UA course not all fun and games

Amy Phelps
Amy Phelps / The Daily Wildcat Professor Richard Ruiz teaches his HNRS 195H freshman colloquium class “Examining Life Through Word Puzzles” in Cesar E. Chavez on Monday. He uses crossword puzzles as a teaching tool for students to better understand language.

A new UA course offered to first-year honors students is puzzling. Literally.

For the first time, honors freshmen can take a first-year, one-credit seminar focused on crossword puzzles. Richard Ruiz, head of the Department of Mexican American Studies, is teaching “The Examined Life Through Word Puzzles,” which is focused on language and crossword puzzles. The purpose of the class is to help students think more expansively about language.

“This seminar aims to view language [as] more than just words and phrases and so on. It’s about learning … to use language in a very creative way,” Ruiz said. “I started out the semester with the question, ‘What is a word?’ because we all think we know what a word is, but words are different and used differently in many languages.”

Every incoming honors student is required to enroll in a first-year, one-credit seminar. Ruiz’s course is only one of the options available and allows students to focus on solving crossword puzzles and learning about linguistics and the different meanings of language.

Each student is given a crossword puzzle book to work on throughout the semester and completes at least one major crossword puzzle per week. Students are also required to complete an end-of-semester project where they take the answers from a completed crossword puzzle and use them to come up with their own clues.

Honors student Grace Ritchey, an aerospace engineering freshman, said she chose the course because she thought it would be interesting.

“It’s a really fun class,” Ritchey said. “We’ve talked about the basics of crossword instruction and also linguistics and some of the stuff that goes into language.”

Although the main focus of the course is solving crossword puzzles, it also looks at sociolinguistics, comparing figurative language and looking at the structure of words and their origins.

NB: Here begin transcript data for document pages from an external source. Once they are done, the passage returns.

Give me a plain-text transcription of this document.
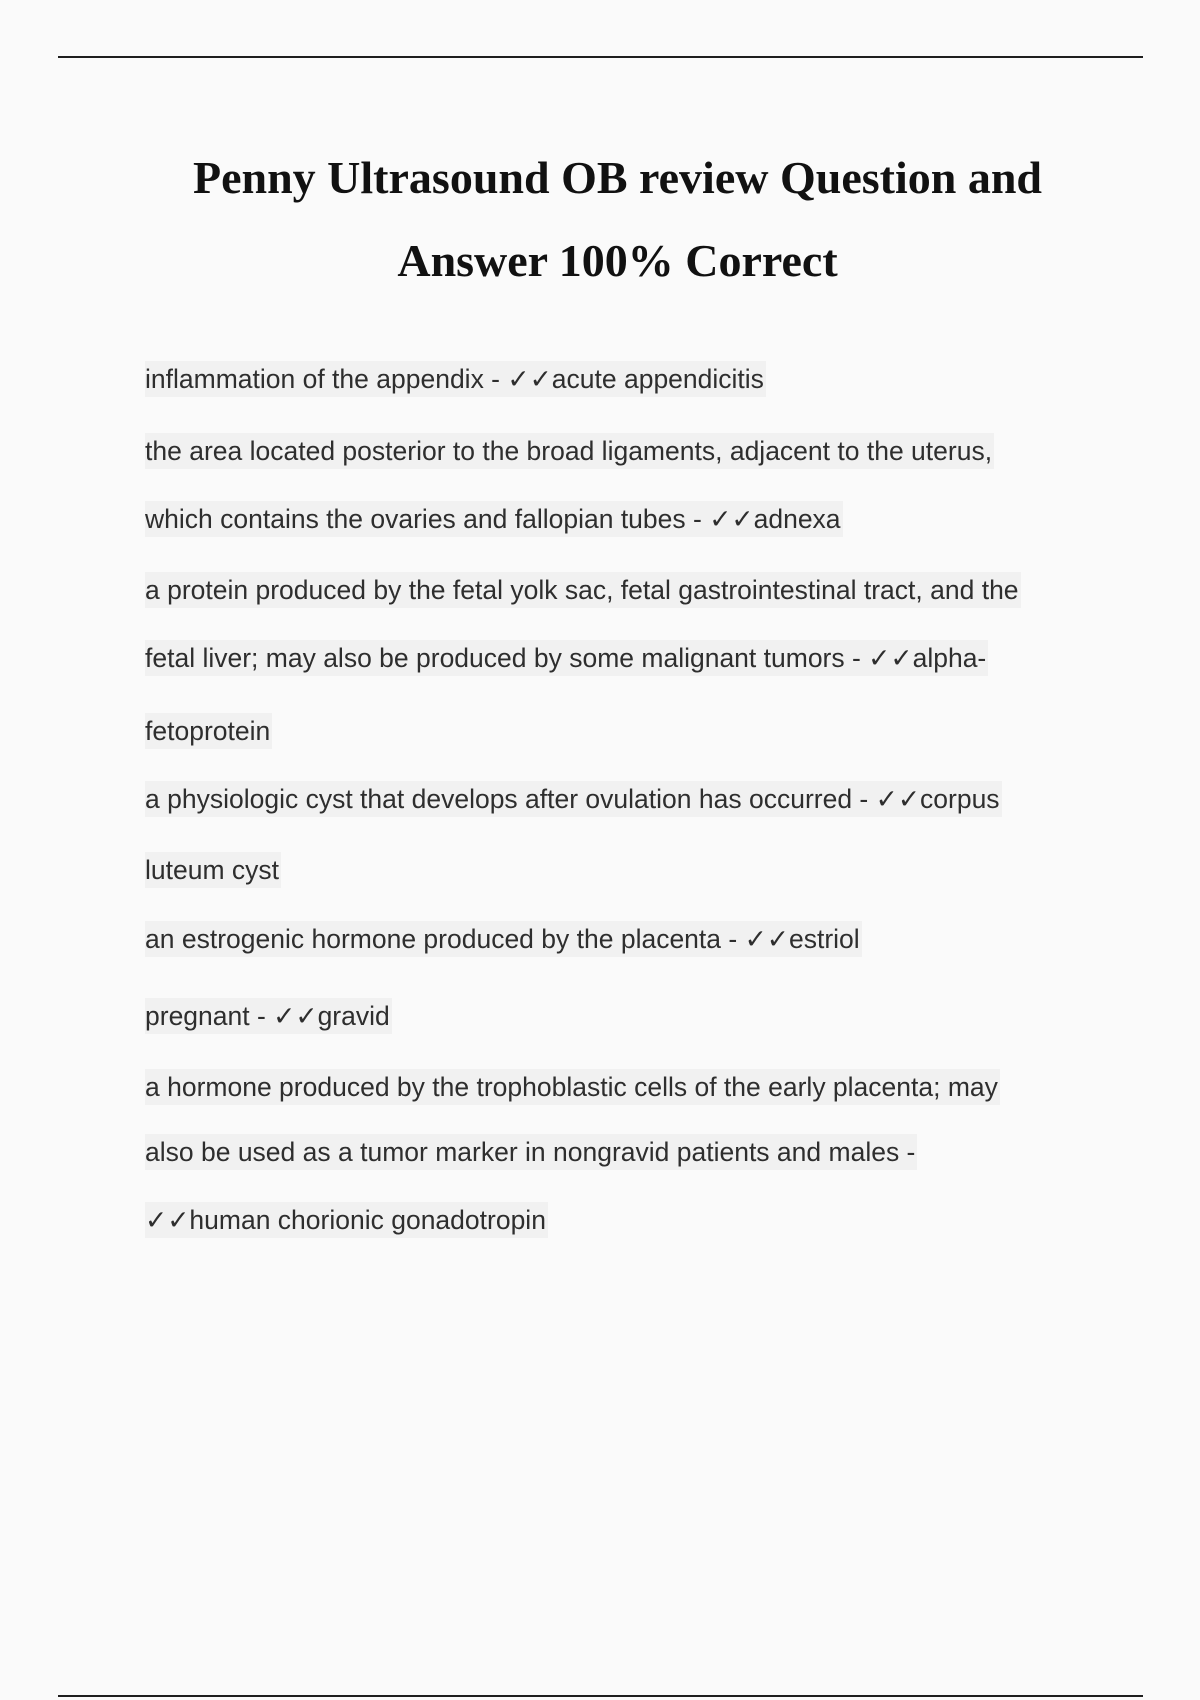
Penny Ultrasound OB review Question and
Answer 100% Correct
inflammation of the appendix - ✓✓acute appendicitis
the area located posterior to the broad ligaments, adjacent to the uterus,
which contains the ovaries and fallopian tubes - ✓✓adnexa
a protein produced by the fetal yolk sac, fetal gastrointestinal tract, and the
fetal liver; may also be produced by some malignant tumors - ✓✓alpha-
fetoprotein
a physiologic cyst that develops after ovulation has occurred - ✓✓corpus
luteum cyst
an estrogenic hormone produced by the placenta - ✓✓estriol
pregnant - ✓✓gravid
a hormone produced by the trophoblastic cells of the early placenta; may
also be used as a tumor marker in nongravid patients and males -
✓✓human chorionic gonadotropin
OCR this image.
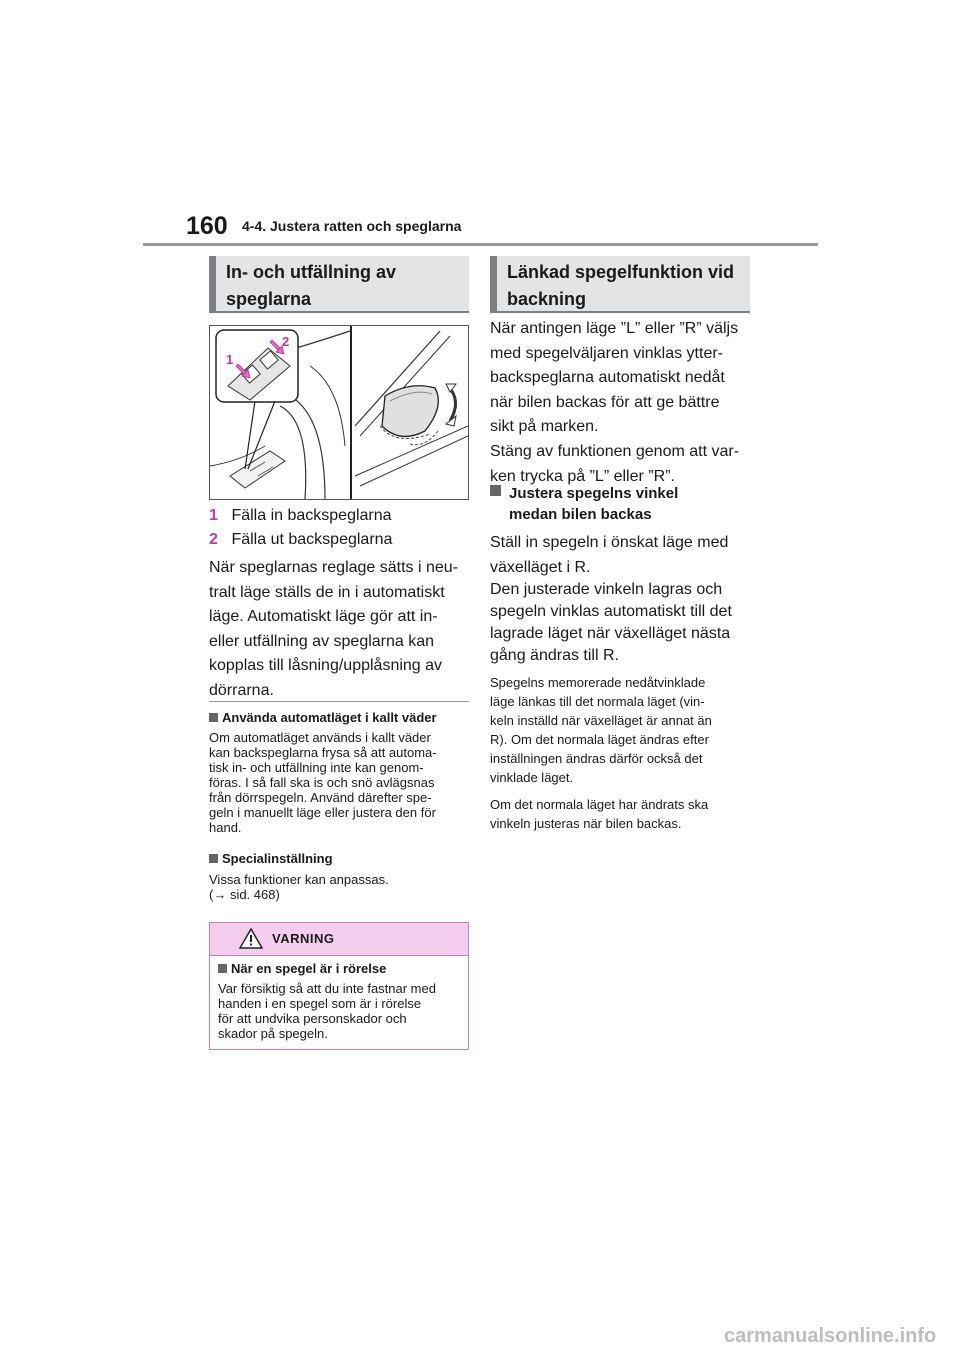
160 4-4. Justera ratten och speglarna
In- och utfällning av
speglarna
1
2
1 Fälla in backspeglarna
2 Fälla ut backspeglarna
När speglarnas reglage sätts i neu-
tralt läge ställs de in i automatiskt
läge. Automatiskt läge gör att in-
eller utfällning av speglarna kan
kopplas till låsning/upplåsning av
dörrarna.
Använda automatläget i kallt väder
Om automatläget används i kallt väder
kan backspeglarna frysa så att automa-
tisk in- och utfällning inte kan genom-
föras. I så fall ska is och snö avlägsnas
från dörrspegeln. Använd därefter spe-
geln i manuellt läge eller justera den för
hand.
Specialinställning
Vissa funktioner kan anpassas.
(→ sid. 468)
VARNING
När en spegel är i rörelse
Var försiktig så att du inte fastnar med
handen i en spegel som är i rörelse
för att undvika personskador och
skador på spegeln.
Länkad spegelfunktion vid
backning
När antingen läge ”L” eller ”R” väljs
med spegelväljaren vinklas ytter-
backspeglarna automatiskt nedåt
när bilen backas för att ge bättre
sikt på marken.
Stäng av funktionen genom att var-
ken trycka på ”L” eller ”R”.
Justera spegelns vinkel
medan bilen backas
Ställ in spegeln i önskat läge med
växelläget i R.
Den justerade vinkeln lagras och
spegeln vinklas automatiskt till det
lagrade läget när växelläget nästa
gång ändras till R.
Spegelns memorerade nedåtvinklade
läge länkas till det normala läget (vin-
keln inställd när växelläget är annat än
R). Om det normala läget ändras efter
inställningen ändras därför också det
vinklade läget.
Om det normala läget har ändrats ska
vinkeln justeras när bilen backas.
carmanualsonline.info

Ariana Manson, a biochemistry freshman taking the course, said students have been working on linguistics, including root words and Greek and Latin roots. She said her favorite part is learning where words come from and how they can be used in language.
Some students said the class has proven to be more interesting than they initially thought it would be.

“I thought this class would be a very easy blow-off class, but I’m interested, so I’ve tried a lot harder to solve the crossword puzzles,” said Jeffry Granados, a math and biomedical engineering freshman. “It’s not always about what you know; it’s about how you can put certain words together … and from the puzzles, you can learn a lot.”